If anything, to critics, it is another glaring example of how the prime minister’s appointees are undoing whatever good work he has put in.

The menteri besar’s explanation raises more questions than answers. Why was there a need for the MB to buy a car, a much more expensive one at that, when the retiree should only have been allowed to purchase the car she had been using during her tenure, that is, prior to her retirement?

Perak’s Pakatan Harapan Youth has questioned whether the car sold to the retired officer was the car allocated to her or the one used by Faizal.
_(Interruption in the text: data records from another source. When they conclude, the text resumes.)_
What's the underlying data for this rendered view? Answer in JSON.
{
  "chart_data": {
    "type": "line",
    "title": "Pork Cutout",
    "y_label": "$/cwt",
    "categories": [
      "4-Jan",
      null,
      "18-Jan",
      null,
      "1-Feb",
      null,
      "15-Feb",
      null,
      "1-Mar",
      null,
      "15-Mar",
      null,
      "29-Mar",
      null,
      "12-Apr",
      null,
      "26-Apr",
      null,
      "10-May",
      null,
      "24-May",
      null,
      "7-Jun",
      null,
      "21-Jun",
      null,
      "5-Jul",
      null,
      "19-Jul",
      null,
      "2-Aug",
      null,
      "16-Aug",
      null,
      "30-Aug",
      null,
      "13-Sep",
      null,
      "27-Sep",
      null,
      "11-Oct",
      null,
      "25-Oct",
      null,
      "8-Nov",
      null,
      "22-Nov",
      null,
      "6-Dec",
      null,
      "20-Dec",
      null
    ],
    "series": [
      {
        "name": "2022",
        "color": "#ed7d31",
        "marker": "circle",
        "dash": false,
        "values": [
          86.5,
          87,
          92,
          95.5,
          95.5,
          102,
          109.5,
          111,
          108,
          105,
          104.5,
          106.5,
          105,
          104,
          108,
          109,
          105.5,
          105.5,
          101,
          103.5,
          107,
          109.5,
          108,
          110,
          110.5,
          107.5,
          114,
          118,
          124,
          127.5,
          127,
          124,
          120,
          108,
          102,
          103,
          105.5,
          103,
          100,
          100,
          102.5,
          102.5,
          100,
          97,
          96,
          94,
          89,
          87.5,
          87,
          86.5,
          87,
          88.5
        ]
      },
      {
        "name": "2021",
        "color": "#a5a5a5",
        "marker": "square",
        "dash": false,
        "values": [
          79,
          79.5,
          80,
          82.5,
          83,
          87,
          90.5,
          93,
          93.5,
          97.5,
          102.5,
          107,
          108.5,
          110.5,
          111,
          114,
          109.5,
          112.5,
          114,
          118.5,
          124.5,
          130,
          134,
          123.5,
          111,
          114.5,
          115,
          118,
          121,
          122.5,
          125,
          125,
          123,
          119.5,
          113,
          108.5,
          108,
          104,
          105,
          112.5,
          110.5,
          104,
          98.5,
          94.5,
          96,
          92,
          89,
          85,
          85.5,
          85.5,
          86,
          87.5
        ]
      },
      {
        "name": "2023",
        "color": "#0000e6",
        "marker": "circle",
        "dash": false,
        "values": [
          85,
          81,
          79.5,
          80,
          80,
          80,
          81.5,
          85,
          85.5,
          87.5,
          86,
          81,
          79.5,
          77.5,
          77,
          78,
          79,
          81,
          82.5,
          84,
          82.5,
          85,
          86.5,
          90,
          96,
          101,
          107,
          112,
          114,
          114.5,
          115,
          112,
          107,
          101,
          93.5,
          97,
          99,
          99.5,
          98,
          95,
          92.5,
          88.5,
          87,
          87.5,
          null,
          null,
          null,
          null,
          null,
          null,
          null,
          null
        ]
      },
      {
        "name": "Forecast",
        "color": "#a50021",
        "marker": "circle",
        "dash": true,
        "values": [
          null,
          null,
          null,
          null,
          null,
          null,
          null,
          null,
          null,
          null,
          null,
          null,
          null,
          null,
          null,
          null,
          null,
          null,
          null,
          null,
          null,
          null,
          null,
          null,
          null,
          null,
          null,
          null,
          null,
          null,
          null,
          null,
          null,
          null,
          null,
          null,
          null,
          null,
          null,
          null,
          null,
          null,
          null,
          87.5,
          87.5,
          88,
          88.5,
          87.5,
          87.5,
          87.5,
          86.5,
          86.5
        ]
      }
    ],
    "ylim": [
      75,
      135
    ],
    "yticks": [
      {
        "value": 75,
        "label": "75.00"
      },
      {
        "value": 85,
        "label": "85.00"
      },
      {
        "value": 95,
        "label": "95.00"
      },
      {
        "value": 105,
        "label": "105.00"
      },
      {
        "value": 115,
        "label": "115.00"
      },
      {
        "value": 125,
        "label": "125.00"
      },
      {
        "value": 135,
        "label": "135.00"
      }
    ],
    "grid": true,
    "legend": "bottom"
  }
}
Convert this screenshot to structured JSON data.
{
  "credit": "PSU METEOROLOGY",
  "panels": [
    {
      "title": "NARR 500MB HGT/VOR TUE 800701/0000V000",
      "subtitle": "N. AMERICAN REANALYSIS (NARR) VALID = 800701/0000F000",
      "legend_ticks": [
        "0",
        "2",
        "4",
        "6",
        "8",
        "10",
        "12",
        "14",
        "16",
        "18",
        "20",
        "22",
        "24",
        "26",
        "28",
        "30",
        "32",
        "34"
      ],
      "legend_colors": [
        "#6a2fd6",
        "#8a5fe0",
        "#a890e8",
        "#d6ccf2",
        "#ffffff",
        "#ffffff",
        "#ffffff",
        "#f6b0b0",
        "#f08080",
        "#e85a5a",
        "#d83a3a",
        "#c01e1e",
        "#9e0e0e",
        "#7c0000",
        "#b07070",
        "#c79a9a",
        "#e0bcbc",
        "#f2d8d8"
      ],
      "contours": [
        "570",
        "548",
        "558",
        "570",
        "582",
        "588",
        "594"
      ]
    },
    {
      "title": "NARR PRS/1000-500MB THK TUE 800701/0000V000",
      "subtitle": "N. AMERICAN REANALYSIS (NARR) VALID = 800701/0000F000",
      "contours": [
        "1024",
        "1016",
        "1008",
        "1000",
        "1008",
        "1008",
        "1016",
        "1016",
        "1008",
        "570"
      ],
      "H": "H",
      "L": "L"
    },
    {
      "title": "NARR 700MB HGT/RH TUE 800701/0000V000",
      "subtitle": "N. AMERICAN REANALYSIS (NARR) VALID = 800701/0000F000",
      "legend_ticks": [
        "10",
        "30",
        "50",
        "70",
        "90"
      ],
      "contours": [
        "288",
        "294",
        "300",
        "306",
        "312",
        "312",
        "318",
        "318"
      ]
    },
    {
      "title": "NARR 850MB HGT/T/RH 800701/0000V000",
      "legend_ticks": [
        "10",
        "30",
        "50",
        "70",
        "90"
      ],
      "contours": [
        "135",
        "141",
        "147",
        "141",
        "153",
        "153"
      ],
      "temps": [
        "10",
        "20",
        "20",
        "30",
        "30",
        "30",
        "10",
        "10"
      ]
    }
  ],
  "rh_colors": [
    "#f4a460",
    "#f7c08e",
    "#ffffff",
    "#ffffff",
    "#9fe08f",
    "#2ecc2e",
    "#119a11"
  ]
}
If the vehicle was the one used by the retired officer, the replacement vehicle should be equivalent to or in the same price range as the Camry.

Pakatan Harapan Youth leaders further asked why the menteri besar got a new car that is more expensive than the Camrys used by the other Exco members and executive officers. But perhaps the MB, being the head of the administration, has the right to use an official car that is more expensive than the ones used by the others in his administration.

For the leaders, it seems as if the menteri besar had exploited the opportunity to buy himself a more expensive car.

Never mind that Pakatan Harapan Youth is part of the opposition and the opposition tends to criticise anything the government does, it does have a point. Even ordinary Perak folk, including my friends, are asking whether the retired officer was given the “opportunity” to buy the menteri besar’s old car so that he could legitimise the purchase of the Lexus for himself.